Egypt has a long and violent history of Islamist militancy, including a jihadist insurgency in the 1990s that the state eventually vanquished. When the president was ousted in a popular uprising in 2011, however, many of those same militants either escaped or were released from jail. Some formed Islamist political parties, but others headed to Egypt’s Sinai desert, where Bedouin tribesmen had routed police during the revolt.
The Sinai Bedouins, who maintain a distinct dialect and culture from mainland Egyptians, had long complained of discrimination and neglect at the hands of the state. The government, in turn, viewed the Bedouins with suspicion and treated the Sinai population as a security threat.
So in the chaos after the rebellion began, the Bedouins in North Sinai took the opportunity to banish security forces. The lawless desert was a prime spot for the jihadists to train, smuggle weapons and begin staging attacks on Israel. Some tribesmen didn’t have the power to stand up to the militants. In other cases, young Bedouin men joined the militant groups.
They eventually coalesced into a single movement called Ansar Bayt al-Maqdes, which later declared itself the “Sinai Province” of the Islamic State.
But it was the 2013 military coup and bloody state crackdown on the Islamist opposition that propelled the insurgency into its current — and more deadly — form. The Sinai-based jihadists shifted their focus from Israel to Egypt, eventually helping kill hundreds of police and soldiers they declared apostates for murdering fellow Muslims.
Ashmawy used his military training and combat experience to help Ansar Bayt al-Maqdes launch some of the more devastating attacks. In addition, the militants recruited police and army informants who alerted them to security forces’ movements, officials said.
“What the state hasn’t faced before are groups that have this same level of sophistication and determination” to carry out attacks, said Mokhtar Awad, research associate at the Center for American Progress. Authorities also believe that Ashmawy masterminded the July 2014 assault on an army checkpoint in Egypt’s remote Western Desert, which killed more than 20 soldiers, Awad said.
“That was the very first time a military checkpoint was actually overrun,” Awad said of the desert attack. “The logistics must have been insane to be able to carry that out. And Ashmawy knows the area very well.”
Ashmawy split with Ansar Bayt al-Maqdes when the group joined the Islamic State as its “Sinai Province,” Gold and Awad said. The reasons are unclear, but media reports at the time said Ashmawy opposed the Islamic State’s harsh tactics against civilians in Iraq and Syria.

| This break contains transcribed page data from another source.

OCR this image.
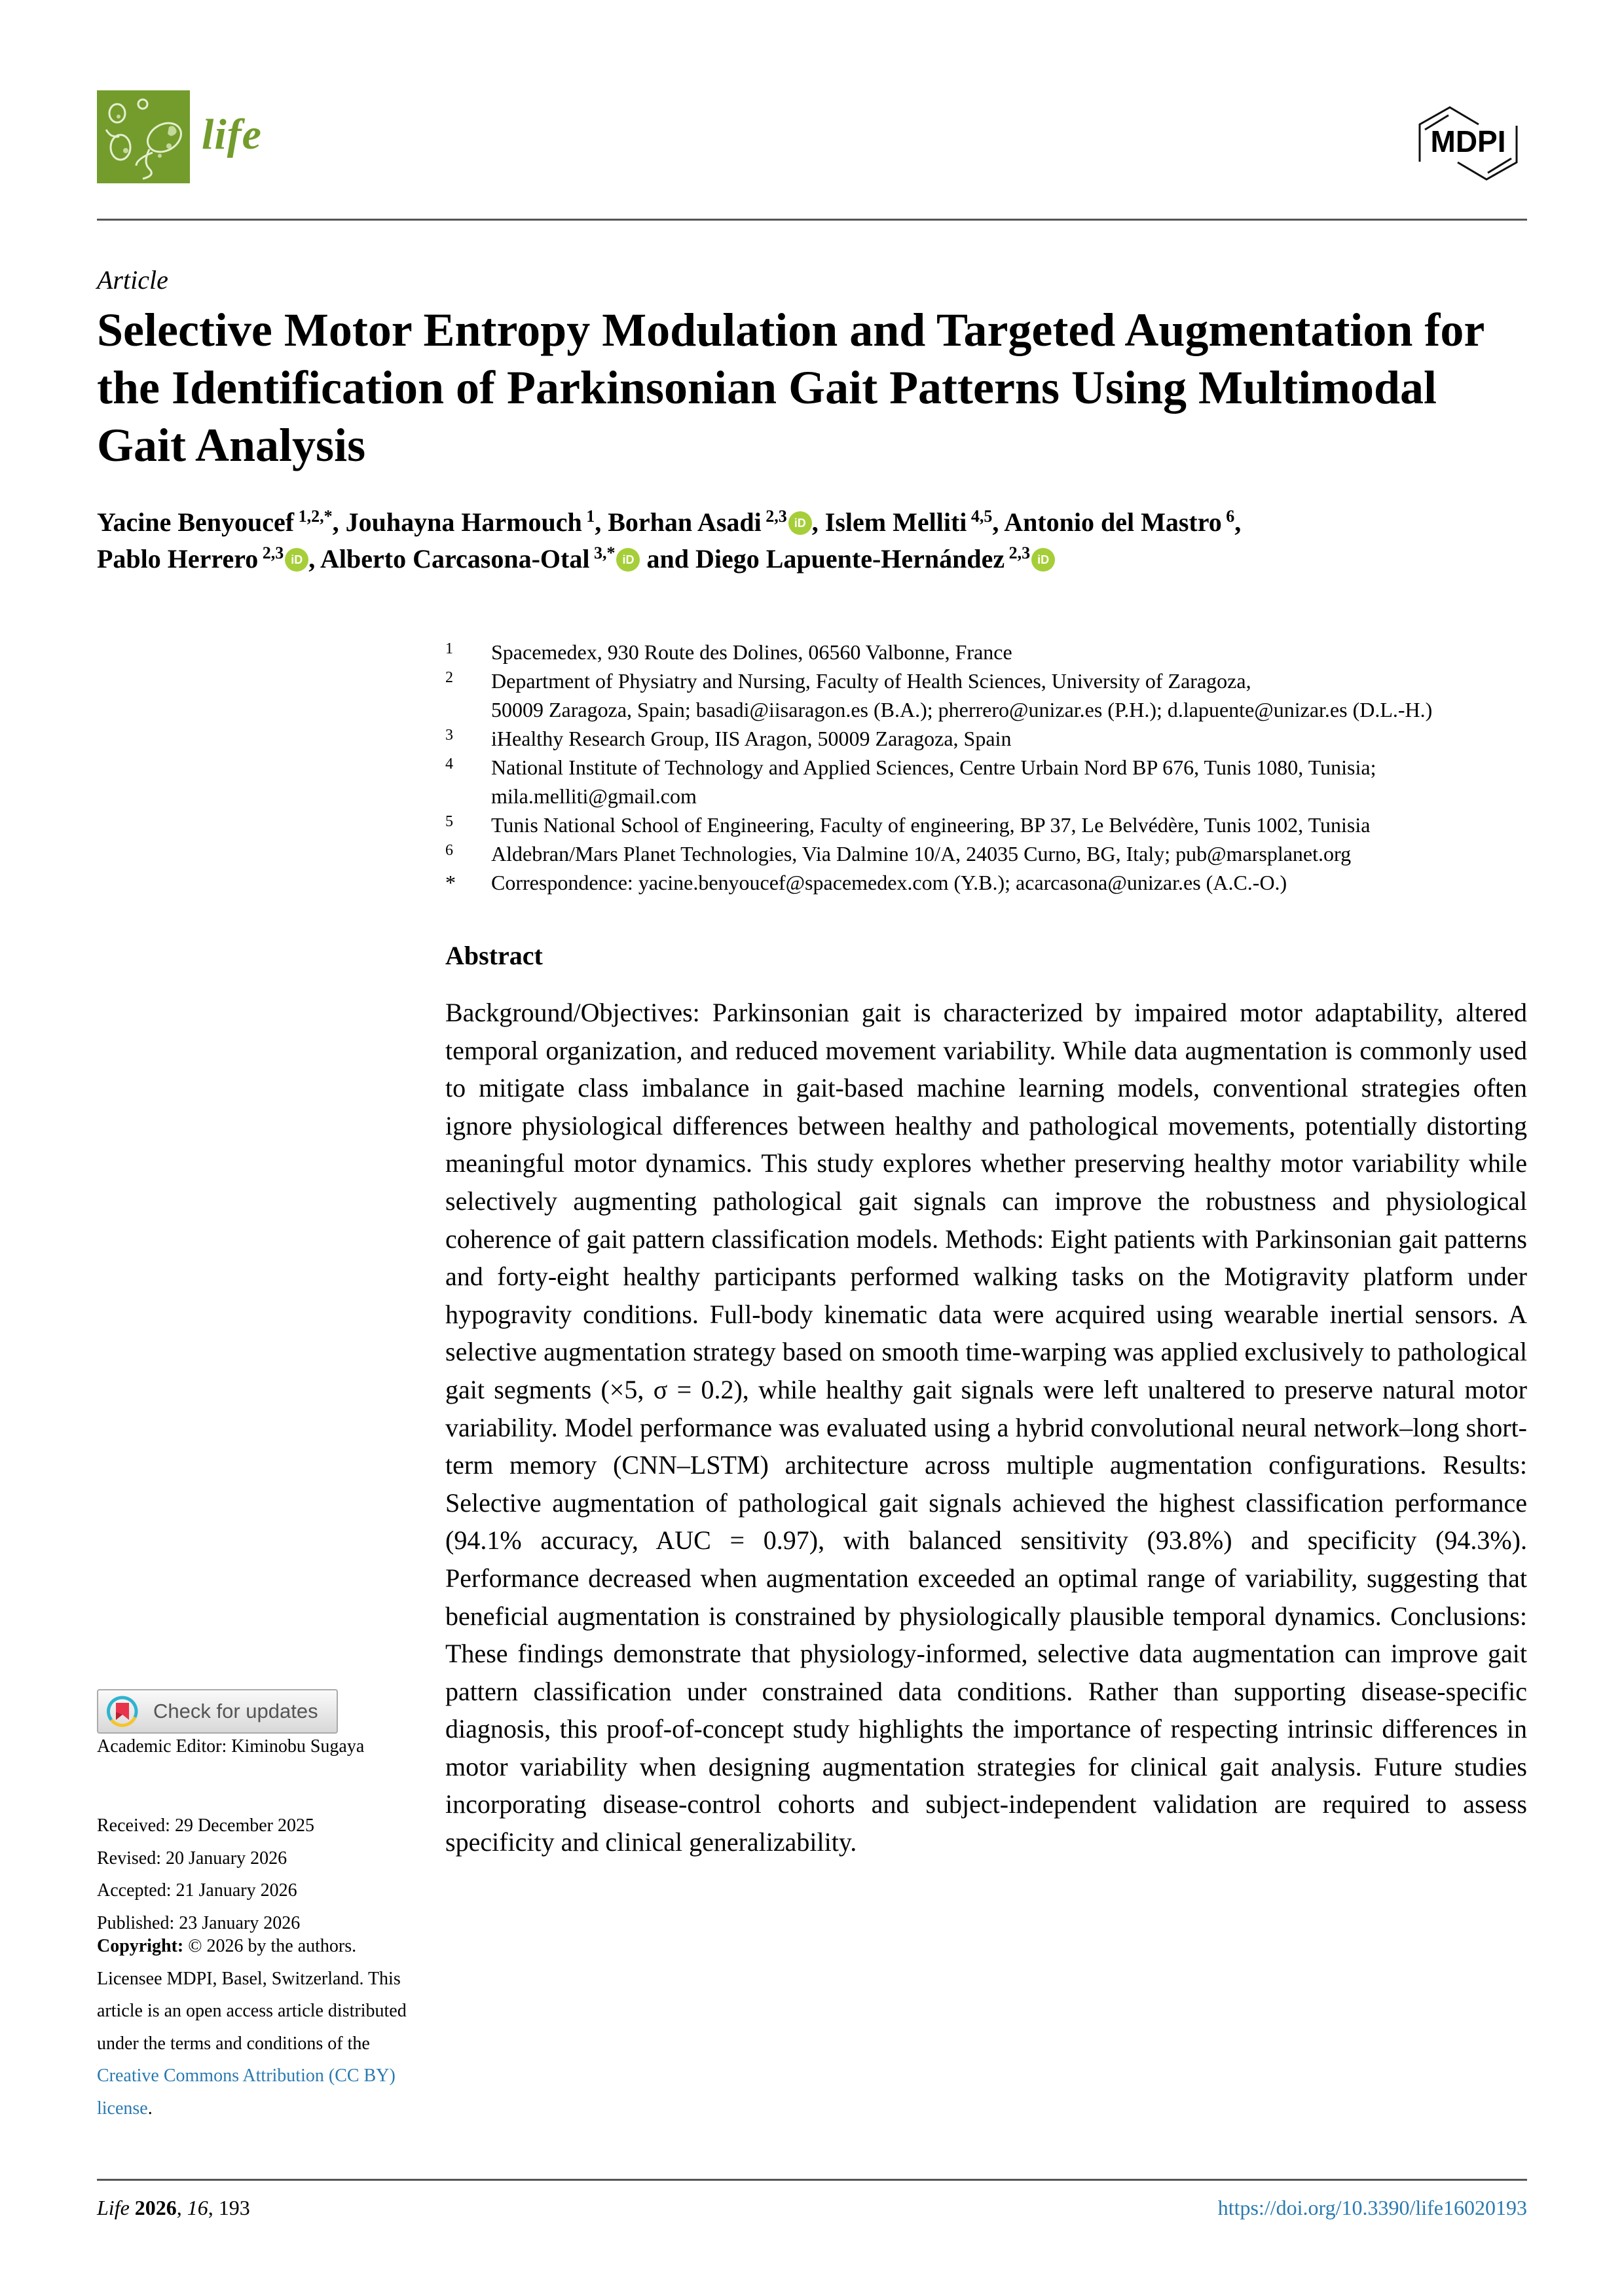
life	MDPI
Article
Selective Motor Entropy Modulation and Targeted Augmentation for the Identification of Parkinsonian Gait Patterns Using Multimodal Gait Analysis
Yacine Benyoucef $^{1,2,*}$, Jouhayna Harmouch $^1$, Borhan Asadi $^{2,3}$ iD , Islem Melliti $^{4,5}$, Antonio del Mastro $^6$,
Pablo Herrero $^{2,3}$ iD , Alberto Carcasona-Otal $^{3,*}$ iD and Diego Lapuente-Hernández $^{2,3}$ iD
1	Spacemedex, 930 Route des Dolines, 06560 Valbonne, France
2	Department of Physiatry and Nursing, Faculty of Health Sciences, University of Zaragoza,
50009 Zaragoza, Spain; basadi@iisaragon.es (B.A.); pherrero@unizar.es (P.H.); d.lapuente@unizar.es (D.L.-H.)
3	iHealthy Research Group, IIS Aragon, 50009 Zaragoza, Spain
4	National Institute of Technology and Applied Sciences, Centre Urbain Nord BP 676, Tunis 1080, Tunisia;
mila.melliti@gmail.com
5	Tunis National School of Engineering, Faculty of engineering, BP 37, Le Belvédère, Tunis 1002, Tunisia
6	Aldebran/Mars Planet Technologies, Via Dalmine 10/A, 24035 Curno, BG, Italy; pub@marsplanet.org
*	Correspondence: yacine.benyoucef@spacemedex.com (Y.B.); acarcasona@unizar.es (A.C.-O.)
Abstract
Background/Objectives: Parkinsonian gait is characterized by impaired motor adaptability, altered temporal organization, and reduced movement variability. While data augmentation is commonly used to mitigate class imbalance in gait-based machine learning models, conventional strategies often ignore physiological differences between healthy and pathological movements, potentially distorting meaningful motor dynamics. This study explores whether preserving healthy motor variability while selectively augmenting pathological gait signals can improve the robustness and physiological coherence of gait pattern classification models. Methods: Eight patients with Parkinsonian gait patterns and forty-eight healthy participants performed walking tasks on the Motigravity platform under hypogravity conditions. Full-body kinematic data were acquired using wearable inertial sensors. A selective augmentation strategy based on smooth time-warping was applied exclusively to pathological gait segments (×5, σ = 0.2), while healthy gait signals were left unaltered to preserve natural motor variability. Model performance was evaluated using a hybrid convolutional neural network–long short-term memory (CNN–LSTM) architecture across multiple augmentation configurations. Results: Selective augmentation of pathological gait signals achieved the highest classification performance (94.1% accuracy, AUC = 0.97), with balanced sensitivity (93.8%) and specificity (94.3%). Performance decreased when augmentation exceeded an optimal range of variability, suggesting that beneficial augmentation is constrained by physiologically plausible temporal dynamics. Conclusions: These findings demonstrate that physiology-informed, selective data augmentation can improve gait pattern classification under constrained data conditions. Rather than supporting disease-specific diagnosis, this proof-of-concept study highlights the importance of respecting intrinsic differences in motor variability when designing augmentation strategies for clinical gait analysis. Future studies incorporating disease-control cohorts and subject-independent validation are required to assess specificity and clinical generalizability.
Check for updates
Academic Editor: Kiminobu Sugaya
Received: 29 December 2025
Revised: 20 January 2026
Accepted: 21 January 2026
Published: 23 January 2026
Copyright: © 2026 by the authors. Licensee MDPI, Basel, Switzerland. This article is an open access article distributed under the terms and conditions of the Creative Commons Attribution (CC BY) license.
Life 2026, 16, 193	https://doi.org/10.3390/life16020193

Egyptian officials say they believe Ashmawy ordered a failed suicide attack on a tourist site in Luxor and the assassination of state prosecutor Hisham Barakat in Cairo in June. In that attack, a powerful car bomb targeted Barakat’s vehicle convoy outside his home, fatally wounding the prosecutor and shattering windows in the neighborhood.
Those operations were followed in July and August by massive car bombs outside the Italian consulate in Cairo and the internal security headquarters in a nearby suburb. The Islamic State swiftly asserted responsibility for both attacks. Analysts say they believe a pro-Islamic State cell is also operating in Cairo independently of the group’s affiliate in Sinai, which is separated from mainland Egypt by the Suez Canal.
A loyal Islamic State cell in Cairo, Awad said, wouldn’t necessarily need to coordinate with their fellow militants in Sinai. And according to Gold, the presence of Islamic State operatives in Cairo adds to the image of an Egyptian state under siege.
A bigger threat, Awad says, is if either Ashmawy or the Islamic State begin recruiting more widely among the country’s disaffected Islamist youth.
“That’s the real measure of whether or not this jihad can be an existential threat to the Egyptian state,” Awad said.